Saatnya meninggalkan Brussel. Ibu Kota Belgia itu telah memberi saya banyak cerita. Ada cerita yang ringan-ringan saja, tapi terselip pula yang serius. Semua menjadi oleh-oleh yang saya bawa pulang.
Kerajaan dengan tiga bahasa nasional ini, juga memberi bekal pengalaman, yang tidak melulu berkaitan dengan kegiatan WSSF2019.
Ada satu cerita yang menguak ruang privasi, yang semoga masih bisa dimaklumi. Ini tentang sahabat saya yang setengah mati harus berlari mengejar waktu tanpa bisa ditawar. Ia baru sadar, tinggal punya tiga jam, untuk menyiapkan semua kebutuhan lalu memburu waktu, melesat ke bandara. Semua terjadi, hanya karena lupa jadwal: terbang petang ke Brussel.

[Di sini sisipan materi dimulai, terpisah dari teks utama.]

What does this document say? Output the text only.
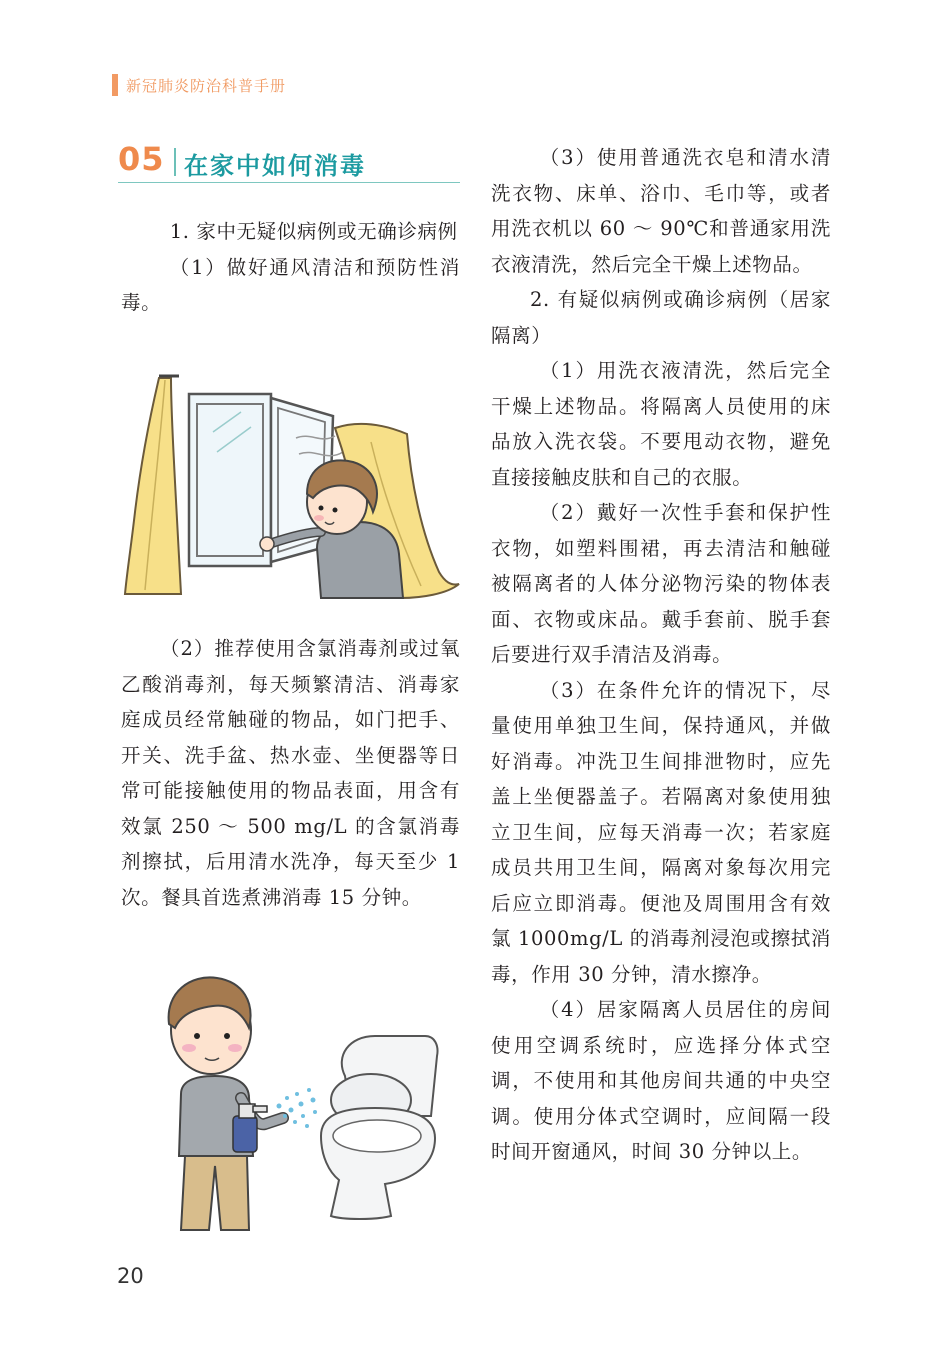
新冠肺炎防治科普手册
05 在家中如何消毒

1. 家中无疑似病例或无确诊病例

（1）做好通风清洁和预防性消毒。

（2）推荐使用含氯消毒剂或过氧乙酸消毒剂，每天频繁清洁、消毒家庭成员经常触碰的物品，如门把手、开关、洗手盆、热水壶、坐便器等日常可能接触使用的物品表面，用含有效氯 250 ～ 500 mg/L 的含氯消毒剂擦拭，后用清水洗净，每天至少 1 次。餐具首选煮沸消毒 15 分钟。

（3）使用普通洗衣皂和清水清洗衣物、床单、浴巾、毛巾等，或者用洗衣机以 60 ～ 90℃和普通家用洗衣液清洗，然后完全干燥上述物品。

2. 有疑似病例或确诊病例（居家隔离）

（1）用洗衣液清洗，然后完全干燥上述物品。将隔离人员使用的床品放入洗衣袋。不要甩动衣物，避免直接接触皮肤和自己的衣服。

（2）戴好一次性手套和保护性衣物，如塑料围裙，再去清洁和触碰被隔离者的人体分泌物污染的物体表面、衣物或床品。戴手套前、脱手套后要进行双手清洁及消毒。

（3）在条件允许的情况下，尽量使用单独卫生间，保持通风，并做好消毒。冲洗卫生间排泄物时，应先盖上坐便器盖子。若隔离对象使用独立卫生间，应每天消毒一次；若家庭成员共用卫生间，隔离对象每次用完后应立即消毒。便池及周围用含有效氯 1000mg/L 的消毒剂浸泡或擦拭消毒，作用 30 分钟，清水擦净。

（4）居家隔离人员居住的房间使用空调系统时，应选择分体式空调，不使用和其他房间共通的中央空调。使用分体式空调时，应间隔一段时间开窗通风，时间 30 分钟以上。

20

Ia selamat sampai Bandara dengan segala akrobatnya mengarungi jalanan yang ruwet menjelang petang. Sampai di Brussel dengan selamat. Tapi yang tidak selamat adalah barang bawaannya. Banyak barang penting yang tidak terbawa, sebaliknya beberapa barang justru berlebihan membawanya.
Inilah jika urusan packing diserahan asisten di rumah. Atau, bisa jadi karena serba buru-buru, sehingga yang paling penting bisa mengejar ketinggalan. Tapi jadinya, lima hari di Brussel, hanya membawa satu pakaian dalam. Maaf saya perlu sebut spesifik, celana bagian dalam.
Saya ingin tertawa, sebenarnya. Tapi pasti tidak etis, karena bisa dianggap menertawakan. Jadi saya hanya bisa mengajak Anda membayangkan peristiwa ini. Peristiwa saat sahabat saya hanya bisa sarungan, karena justru sarung yang terbawa dalam jumlah berlebih: nggak tanggung-tanggung, empat buah sarung.
Tidak diceritakan apakah semua sarung itu bermerk binatang duduk atau ada yang juga yang berdiri. Jangan-jangan seperti kalau sedang kedinginan di Indonesia. Sarung menjadi penghangat paling nyaman sambil jongkong atau tidur nggrutel. Sayangnya drescode yang dipakai adalah business attire, bukan sarungan atau krukupan sarung.
Cerita belum berakhir. Tragedi terjadi. Sebab sahabat saya ini sakit. Kembung dikombinasi panas badannya. Akibatnya, di hari kedua WSSF 2019, terpaksa mbolos. Nah, kami saling menduga penyebab beliau sakit.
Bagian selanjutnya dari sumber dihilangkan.